Even then, the results likely wouldn’t be immediate. Fahey showed slides and graphics that noted that a Plan B might take until the next century to complete the cooling…

There would be drawbacks, he noted, after being asked by a researcher whether injections of sulfur dioxide into the atmosphere might reduce seafood by acidifying the oceans.

“When you put aerosols up into the atmosphere, it does a lot of things,” Fahey, a physicist, responded. “That opens up this whole menu of things that you’d have to worry about.”

He said other aerosols such as calcite or titania “might have less impact, but nobody knows. We want to look at them in the laboratory.”
Several smaller nations have complained that the use of aircraft to inject aerosols into the atmosphere might alter the weather or destroy the ozone layer, which protects humans from some of the more harmful radiation from sunlight.

Fahey suggested that a scientific approach would require solving a list of unknowns, including tests to find out what’s in the stratosphere today and how to get aerosols to spread there homogeneously.

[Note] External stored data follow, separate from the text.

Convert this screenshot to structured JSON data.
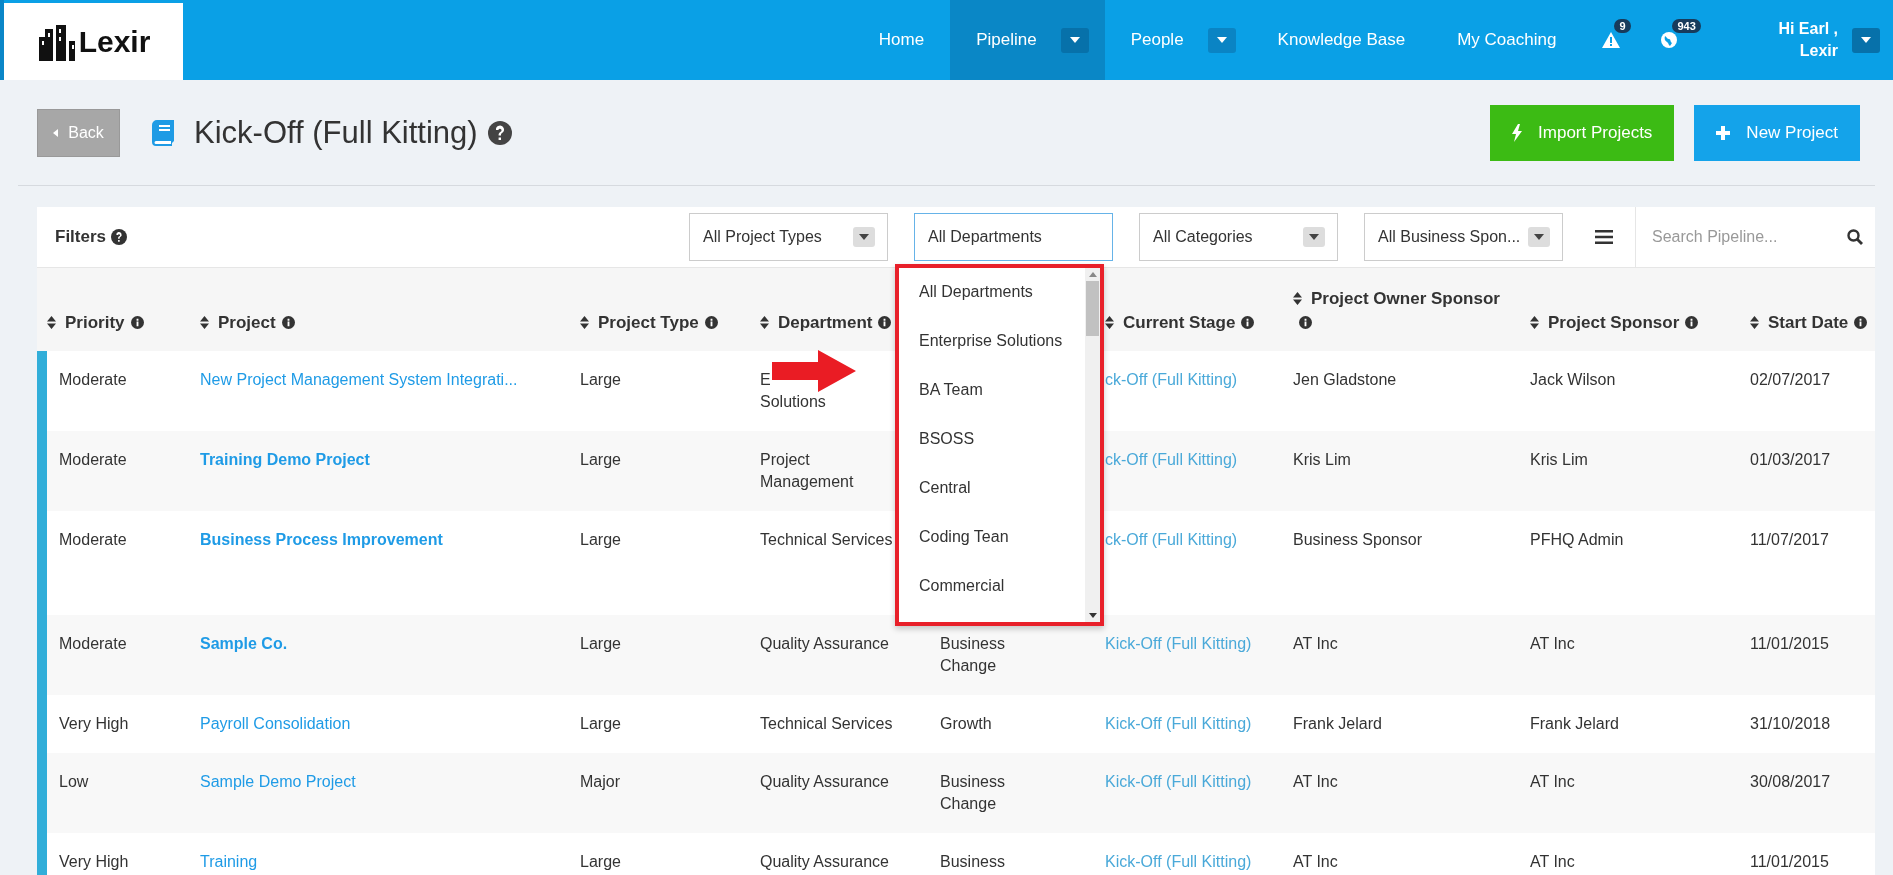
{
  "logo": {
    "text": "Lexir"
  },
  "nav": {
    "items": [
      {
        "label": "Home",
        "selected": false,
        "has_menu": false
      },
      {
        "label": "Pipeline",
        "selected": true,
        "has_menu": true
      },
      {
        "label": "People",
        "selected": false,
        "has_menu": true
      },
      {
        "label": "Knowledge Base",
        "selected": false,
        "has_menu": false
      },
      {
        "label": "My Coaching",
        "selected": false,
        "has_menu": false
      }
    ],
    "alerts": [
      {
        "kind": "warning",
        "count": "9"
      },
      {
        "kind": "globe",
        "count": "943"
      }
    ],
    "user": {
      "greeting": "Hi Earl ,",
      "name": "Lexir"
    }
  },
  "header": {
    "back": "Back",
    "title": "Kick-Off (Full Kitting)",
    "actions": [
      {
        "kind": "import",
        "label": "Import Projects"
      },
      {
        "kind": "new",
        "label": "New Project"
      }
    ]
  },
  "filters": {
    "label": "Filters",
    "selects": [
      {
        "value": "All Project Types",
        "focused": false
      },
      {
        "value": "All Departments",
        "focused": true
      },
      {
        "value": "All Categories",
        "focused": false
      },
      {
        "value": "All Business Spon...",
        "focused": false
      }
    ],
    "search": {
      "placeholder": "Search Pipeline..."
    }
  },
  "department_dropdown": {
    "options": [
      "All Departments",
      "Enterprise Solutions",
      "BA Team",
      "BSOSS",
      "Central",
      "Coding Tean",
      "Commercial"
    ]
  },
  "table": {
    "columns": [
      {
        "kind": "sortable",
        "label": "Priority"
      },
      {
        "kind": "sortable",
        "label": "Project"
      },
      {
        "kind": "sortable",
        "label": "Project Type"
      },
      {
        "kind": "sortable",
        "label": "Department"
      },
      {
        "kind": "blank"
      },
      {
        "kind": "sortable",
        "label": "Current Stage"
      },
      {
        "kind": "sortable",
        "label": "Project Owner Sponsor"
      },
      {
        "kind": "sortable",
        "label": "Project Sponsor"
      },
      {
        "kind": "sortable",
        "label": "Start Date"
      }
    ],
    "rows": [
      {
        "priority": "Moderate",
        "project": "New Project Management System Integrati...",
        "project_bold": false,
        "type": "Large",
        "department": "E\nSolutions",
        "stage": "ck-Off (Full Kitting)",
        "owner": "Jen Gladstone",
        "sponsor": "Jack Wilson",
        "start_date": "02/07/2017"
      },
      {
        "priority": "Moderate",
        "project": "Training Demo Project",
        "project_bold": true,
        "type": "Large",
        "department": "Project Management",
        "stage": "ck-Off (Full Kitting)",
        "owner": "Kris Lim",
        "sponsor": "Kris Lim",
        "start_date": "01/03/2017"
      },
      {
        "priority": "Moderate",
        "project": "Business Process Improvement",
        "project_bold": true,
        "type": "Large",
        "department": "Technical Services",
        "stage": "ck-Off (Full Kitting)",
        "owner": "Business Sponsor",
        "sponsor": "PFHQ Admin",
        "start_date": "11/07/2017"
      },
      {
        "priority": "Moderate",
        "project": "Sample Co.",
        "project_bold": true,
        "type": "Large",
        "department": "Quality Assurance",
        "category": "Business Change",
        "stage": "Kick-Off (Full Kitting)",
        "owner": "AT Inc",
        "sponsor": "AT Inc",
        "start_date": "11/01/2015"
      },
      {
        "priority": "Very High",
        "project": "Payroll Consolidation",
        "project_bold": false,
        "type": "Large",
        "department": "Technical Services",
        "category": "Growth",
        "stage": "Kick-Off (Full Kitting)",
        "owner": "Frank Jelard",
        "sponsor": "Frank Jelard",
        "start_date": "31/10/2018"
      },
      {
        "priority": "Low",
        "project": "Sample Demo Project",
        "project_bold": false,
        "type": "Major",
        "department": "Quality Assurance",
        "category": "Business Change",
        "stage": "Kick-Off (Full Kitting)",
        "owner": "AT Inc",
        "sponsor": "AT Inc",
        "start_date": "30/08/2017"
      },
      {
        "priority": "Very High",
        "project": "Training",
        "project_bold": false,
        "type": "Large",
        "department": "Quality Assurance",
        "category": "Business",
        "stage": "Kick-Off (Full Kitting)",
        "owner": "AT Inc",
        "sponsor": "AT Inc",
        "start_date": "11/01/2015"
      }
    ]
  }
}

Another likely area of research: unintended consequences…

At the moment, the government has no planned experiments and NOAA’s authority does not extend into the stratosphere. But there is a bill in Congress called the “Climate Intervention Research Act” that would broaden its jurisdiction…

Until now, neither Congress nor the administration has ventured to tackle the Plan B issue. The closest thing to testing it is a Harvard University-sponsored project called the “Stratospheric Controlled Perturbation Experiment” (SCoPEx).

It proposes a small-scale test using a propeller-driven balloon. It would ascend to a height of 12 miles over New Mexico and then release less than 2.2 pounds of calcium carbonate…

The idea is to create a tubular area in the sky—about six-tenths of a mile long and 109 yards in diameter—through which the sensor-packed balloon could slowly move back and forth, mixing the air and monitoring the solar-reflecting abilities of the scattered materials. It also would track the impact of the treated area on the surrounding atmosphere.

When SCoPEx would happen remains unknown.

Harvard, sensitive to the question of how to govern such experiments, has appointed an outside advisory committee to help oversee and evaluate the test. According to David Keith, a Harvard physicist who is one of the leaders of the project, the outside committee would help determine if and when the experiment should move forward.

Funding for the experiment will come from Harvard research funds and a list of outside contributors to a fund controlled by Harvard’s Solar Geoengineering Research Program. Compared with U.S. space, defense and climate-related experiments, the cost of the effort would be minuscule.

Keith could not be reached for comment about Fahey’s announcement, but Fahey said NOAA supports the Harvard stratospheric test and has contributed an instrument to help it measure the dispersion of particles.